= Maria de Arburu =

Spanish alleged witch

Maria de Arburu (died 1 November 1610 in Logrono, Spain) was a Spanish alleged witch. She was one of the people charged with sorcery in the Basque witch trials (1609–1614), and one of only six people executed of 7,000 who were accused.

She was the widow of the milner Juanes de Martinena.

She was arrested by the inquisitor Valle Alvarado in 1609. She was charged with witchcraft and participation in the witches' sabbath in Zugarramurdi. She was investigated by the Spanish Inquisition in Logroño.

Of about 7,000 people accused in the Basque witch trials, only six were ultimately executed: Domingo de Subildegui, María de Echachute, Graciana Xarra, Maria Baztan de Borda, Maria de Arburu and Petri de Joangorena. They were condemned to be executed by the Inquisition because they had repeatedly refused to confess, regret and ask for mercy, despite having been accused for a number of sorcery acts by several different people. She was accused of having succeeded Graciana de Barrenechea as the "queen of Aquelarre".

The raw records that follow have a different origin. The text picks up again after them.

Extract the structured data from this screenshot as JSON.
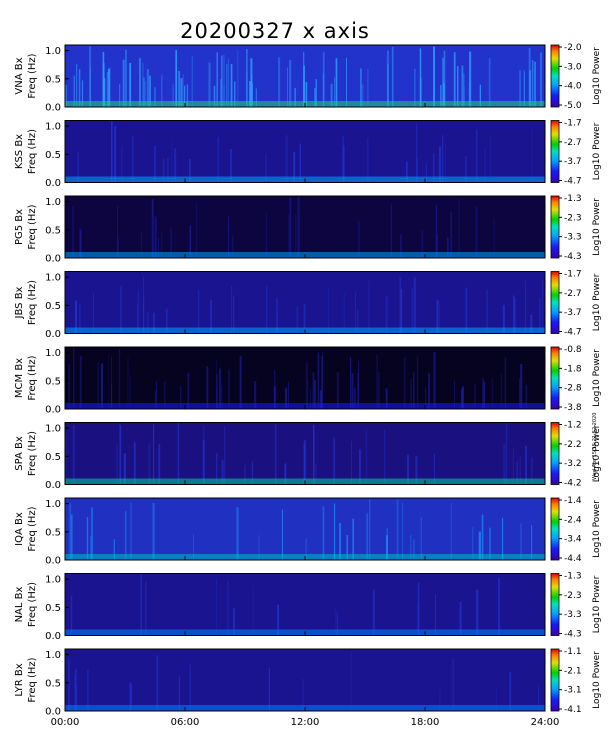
{
  "chart_data": {
    "type": "heatmap",
    "title": "20200327 x axis",
    "xlabel": "",
    "x_ticks": [
      "00:00",
      "06:00",
      "12:00",
      "18:00",
      "24:00"
    ],
    "xlim_hours": [
      0,
      24
    ],
    "colorbar_label": "Log10 Power",
    "side_note": "Wed Apr 15 15:21:52 2020",
    "panels": [
      {
        "station": "VNA",
        "component": "Bx",
        "ylabel_top": "VNA Bx",
        "ylabel_bottom": "Freq (Hz)",
        "y_ticks": [
          "0.0",
          "0.5",
          "1.0"
        ],
        "ylim": [
          0,
          1.1
        ],
        "colorbar_ticks": [
          "-2.0",
          "-3.0",
          "-4.0",
          "-5.0"
        ],
        "clim": [
          -5.0,
          -2.0
        ]
      },
      {
        "station": "KSS",
        "component": "Bx",
        "ylabel_top": "KSS Bx",
        "ylabel_bottom": "Freq (Hz)",
        "y_ticks": [
          "0.0",
          "0.5",
          "1.0"
        ],
        "ylim": [
          0,
          1.1
        ],
        "colorbar_ticks": [
          "-1.7",
          "-2.7",
          "-3.7",
          "-4.7"
        ],
        "clim": [
          -4.7,
          -1.7
        ]
      },
      {
        "station": "PG5",
        "component": "Bx",
        "ylabel_top": "PG5 Bx",
        "ylabel_bottom": "Freq (Hz)",
        "y_ticks": [
          "0.0",
          "0.5",
          "1.0"
        ],
        "ylim": [
          0,
          1.1
        ],
        "colorbar_ticks": [
          "-1.3",
          "-2.3",
          "-3.3",
          "-4.3"
        ],
        "clim": [
          -4.3,
          -1.3
        ]
      },
      {
        "station": "JBS",
        "component": "Bx",
        "ylabel_top": "JBS Bx",
        "ylabel_bottom": "Freq (Hz)",
        "y_ticks": [
          "0.0",
          "0.5",
          "1.0"
        ],
        "ylim": [
          0,
          1.1
        ],
        "colorbar_ticks": [
          "-1.7",
          "-2.7",
          "-3.7",
          "-4.7"
        ],
        "clim": [
          -4.7,
          -1.7
        ]
      },
      {
        "station": "MCM",
        "component": "Bx",
        "ylabel_top": "MCM Bx",
        "ylabel_bottom": "Freq (Hz)",
        "y_ticks": [
          "0.0",
          "0.5",
          "1.0"
        ],
        "ylim": [
          0,
          1.1
        ],
        "colorbar_ticks": [
          "-0.8",
          "-1.8",
          "-2.8",
          "-3.8"
        ],
        "clim": [
          -3.8,
          -0.8
        ]
      },
      {
        "station": "SPA",
        "component": "Bx",
        "ylabel_top": "SPA Bx",
        "ylabel_bottom": "Freq (Hz)",
        "y_ticks": [
          "0.0",
          "0.5",
          "1.0"
        ],
        "ylim": [
          0,
          1.1
        ],
        "colorbar_ticks": [
          "-1.2",
          "-2.2",
          "-3.2",
          "-4.2"
        ],
        "clim": [
          -4.2,
          -1.2
        ]
      },
      {
        "station": "IQA",
        "component": "Bx",
        "ylabel_top": "IQA Bx",
        "ylabel_bottom": "Freq (Hz)",
        "y_ticks": [
          "0.0",
          "0.5",
          "1.0"
        ],
        "ylim": [
          0,
          1.1
        ],
        "colorbar_ticks": [
          "-1.4",
          "-2.4",
          "-3.4",
          "-4.4"
        ],
        "clim": [
          -4.4,
          -1.4
        ]
      },
      {
        "station": "NAL",
        "component": "Bx",
        "ylabel_top": "NAL Bx",
        "ylabel_bottom": "Freq (Hz)",
        "y_ticks": [
          "0.0",
          "0.5",
          "1.0"
        ],
        "ylim": [
          0,
          1.1
        ],
        "colorbar_ticks": [
          "-1.3",
          "-2.3",
          "-3.3",
          "-4.3"
        ],
        "clim": [
          -4.3,
          -1.3
        ]
      },
      {
        "station": "LYR",
        "component": "Bx",
        "ylabel_top": "LYR Bx",
        "ylabel_bottom": "Freq (Hz)",
        "y_ticks": [
          "0.0",
          "0.5",
          "1.0"
        ],
        "ylim": [
          0,
          1.1
        ],
        "colorbar_ticks": [
          "-1.1",
          "-2.1",
          "-3.1",
          "-4.1"
        ],
        "clim": [
          -4.1,
          -1.1
        ]
      }
    ]
  }
}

She and five others were burned alive at the stake on an autodafé in Logrono 1 November 1610, alongside the effigies of five other condemned people, who had died in prison prior to the execution. Both the Arburu and Martinena families had been involved in a meeting 30 years prior, which gave Zugarramurdi more independence from the nearby monastery. Scholars Mikel Azurmendi and Emma Wilby note the almost entire overlap between the families who challenged the monastery and those which the abbot-commissioner pursued for charges of witchcraft; they speculate that the enthusiasm to hunt witches was principally revenge.